With both gold and crude well off their highs, the question facing investors is whether buyers are getting a value or catching a falling knife.
WTI Crude peaked at about $114 in late April, before dropping to just over $75 earlier this month. Along the way black gold recorded its worst quarter in 3 years. What happened? Not shockingly, evidence points first to slowing growth, not just in the U.S. but China and emerging nations as well. Remember at the beginning of the year the pace of the economic recovery was in question. By summertime, the debate deepened into whether or not a global recession was unfolding. The price of crude oil behaved accordingly.
The "big elephant in the room" is the European nightmare, according to Ed Meir, senior commodity analyst at MF Global. Meir is in the camp that a European recession will take the world down with it. He says crude prices have been reduced to moving "lockstep" with EU debt crisis developments.
Of course, economic chaos is supposed to play into the hands of gold bugs who regard the barbaric metal as a safe harbor in crazy times. It's a thesis that has held strong when you look at the price of gold year-to-date, which has risen 16%. Latecomers to the gold party haven't been as lucky, at least since August. As equity prices crumbled in August gold ripped to $1,900 before dropping to current levels above $1,600 an ounce.
Meir has good news and bad news for the gold bugs. The bad news is he doesn't see solid support until the $1,500 area. He says the widely rumored forced selling in hedge funds facing redemptions, most notably those run by John Paulson, along with money coming out of the Gold ETF (GLD), Meir says gold is going to have a hard time making headway until the flood of supply dries up.
Now the good news; in the long run Meir still sees gold as cheap.
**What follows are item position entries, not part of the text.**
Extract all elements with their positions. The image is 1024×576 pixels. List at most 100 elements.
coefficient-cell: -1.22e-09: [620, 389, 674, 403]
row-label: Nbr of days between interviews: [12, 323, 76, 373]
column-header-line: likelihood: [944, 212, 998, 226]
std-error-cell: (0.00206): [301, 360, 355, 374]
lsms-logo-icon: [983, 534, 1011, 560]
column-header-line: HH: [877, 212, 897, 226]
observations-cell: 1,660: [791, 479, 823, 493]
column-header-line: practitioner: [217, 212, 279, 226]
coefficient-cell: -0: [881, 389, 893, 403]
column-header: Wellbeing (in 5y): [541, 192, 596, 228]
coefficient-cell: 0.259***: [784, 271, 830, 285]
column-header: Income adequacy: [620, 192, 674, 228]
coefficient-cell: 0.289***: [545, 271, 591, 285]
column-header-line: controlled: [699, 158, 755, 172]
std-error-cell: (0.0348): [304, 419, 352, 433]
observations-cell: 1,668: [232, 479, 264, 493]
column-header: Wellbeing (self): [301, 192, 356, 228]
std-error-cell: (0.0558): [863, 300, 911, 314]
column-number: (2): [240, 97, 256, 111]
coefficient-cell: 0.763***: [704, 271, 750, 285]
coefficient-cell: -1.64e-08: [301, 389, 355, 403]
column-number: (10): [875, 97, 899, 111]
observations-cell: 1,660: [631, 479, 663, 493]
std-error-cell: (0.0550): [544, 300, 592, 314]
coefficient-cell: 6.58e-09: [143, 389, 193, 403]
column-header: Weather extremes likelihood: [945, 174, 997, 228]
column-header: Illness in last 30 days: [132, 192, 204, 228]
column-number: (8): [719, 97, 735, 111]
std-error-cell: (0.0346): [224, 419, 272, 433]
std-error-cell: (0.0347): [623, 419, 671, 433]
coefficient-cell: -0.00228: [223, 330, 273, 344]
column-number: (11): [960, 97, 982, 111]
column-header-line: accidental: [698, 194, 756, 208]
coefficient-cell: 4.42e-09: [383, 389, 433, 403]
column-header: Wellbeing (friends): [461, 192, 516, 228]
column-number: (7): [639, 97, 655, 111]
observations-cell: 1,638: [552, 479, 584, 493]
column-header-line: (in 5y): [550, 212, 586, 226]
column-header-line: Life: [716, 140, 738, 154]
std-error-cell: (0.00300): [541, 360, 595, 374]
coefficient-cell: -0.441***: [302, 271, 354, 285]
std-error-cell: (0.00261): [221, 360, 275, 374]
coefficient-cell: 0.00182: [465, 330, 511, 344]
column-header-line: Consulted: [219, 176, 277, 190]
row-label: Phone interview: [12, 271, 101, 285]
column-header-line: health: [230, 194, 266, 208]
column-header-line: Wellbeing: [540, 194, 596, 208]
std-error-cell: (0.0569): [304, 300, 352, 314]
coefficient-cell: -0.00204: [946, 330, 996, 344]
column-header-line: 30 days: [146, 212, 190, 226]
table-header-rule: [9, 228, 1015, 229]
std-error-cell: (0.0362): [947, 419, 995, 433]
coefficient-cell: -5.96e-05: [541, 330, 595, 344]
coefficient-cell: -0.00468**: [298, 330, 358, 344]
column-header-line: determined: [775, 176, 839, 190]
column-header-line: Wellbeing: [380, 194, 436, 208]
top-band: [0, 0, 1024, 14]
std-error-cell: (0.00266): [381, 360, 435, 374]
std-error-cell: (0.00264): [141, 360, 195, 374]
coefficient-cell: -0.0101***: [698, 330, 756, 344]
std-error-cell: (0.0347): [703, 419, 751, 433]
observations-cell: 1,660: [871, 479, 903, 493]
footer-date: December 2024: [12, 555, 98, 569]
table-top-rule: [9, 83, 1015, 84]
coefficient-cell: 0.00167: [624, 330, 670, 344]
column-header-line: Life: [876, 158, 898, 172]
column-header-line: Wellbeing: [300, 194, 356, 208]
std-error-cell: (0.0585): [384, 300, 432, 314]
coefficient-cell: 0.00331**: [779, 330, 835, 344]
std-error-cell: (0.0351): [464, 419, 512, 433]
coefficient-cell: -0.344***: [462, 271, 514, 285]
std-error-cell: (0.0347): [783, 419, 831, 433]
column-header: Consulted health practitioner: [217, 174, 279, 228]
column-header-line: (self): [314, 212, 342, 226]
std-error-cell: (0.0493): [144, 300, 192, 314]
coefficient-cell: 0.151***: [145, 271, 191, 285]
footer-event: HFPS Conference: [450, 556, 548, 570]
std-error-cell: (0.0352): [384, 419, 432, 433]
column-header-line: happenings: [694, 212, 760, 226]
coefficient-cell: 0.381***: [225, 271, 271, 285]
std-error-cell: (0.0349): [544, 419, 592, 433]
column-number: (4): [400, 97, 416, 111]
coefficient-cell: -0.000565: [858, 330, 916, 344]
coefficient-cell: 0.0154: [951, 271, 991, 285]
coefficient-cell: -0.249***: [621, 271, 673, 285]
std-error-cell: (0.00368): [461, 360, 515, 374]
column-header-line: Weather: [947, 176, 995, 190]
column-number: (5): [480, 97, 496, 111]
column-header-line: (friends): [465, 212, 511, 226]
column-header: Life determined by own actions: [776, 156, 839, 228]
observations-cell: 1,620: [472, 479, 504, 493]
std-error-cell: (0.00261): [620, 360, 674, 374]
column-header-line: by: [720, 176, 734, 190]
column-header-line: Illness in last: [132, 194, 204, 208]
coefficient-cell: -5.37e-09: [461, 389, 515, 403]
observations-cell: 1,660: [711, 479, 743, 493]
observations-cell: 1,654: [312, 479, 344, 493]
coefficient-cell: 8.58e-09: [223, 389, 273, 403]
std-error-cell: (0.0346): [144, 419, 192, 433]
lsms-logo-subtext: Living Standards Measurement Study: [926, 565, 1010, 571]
And he believes almost any developments in Europe are bullish for the yellow metal. "A European resolution could drive gold higher," he says, citing the likely currency debasement which accompany a bailout.
"As long as we have this avalanche coming our way out of Europe and here in the States, the general theory is paper currencies are not going to hold up well in terms of purchasing power and people will be moving into things they understand, like gold," Meir says.
Add it up and you've got two basic choices: If you think global growth is going to kick into high gear, then buy some crude in size. If you're in the camp that there's no way out of the global economic nightmare which doesn't involve money printing and some degree of chaos, start loading up on gold if and when it hits $1,550, and go in whole hog at $1,500.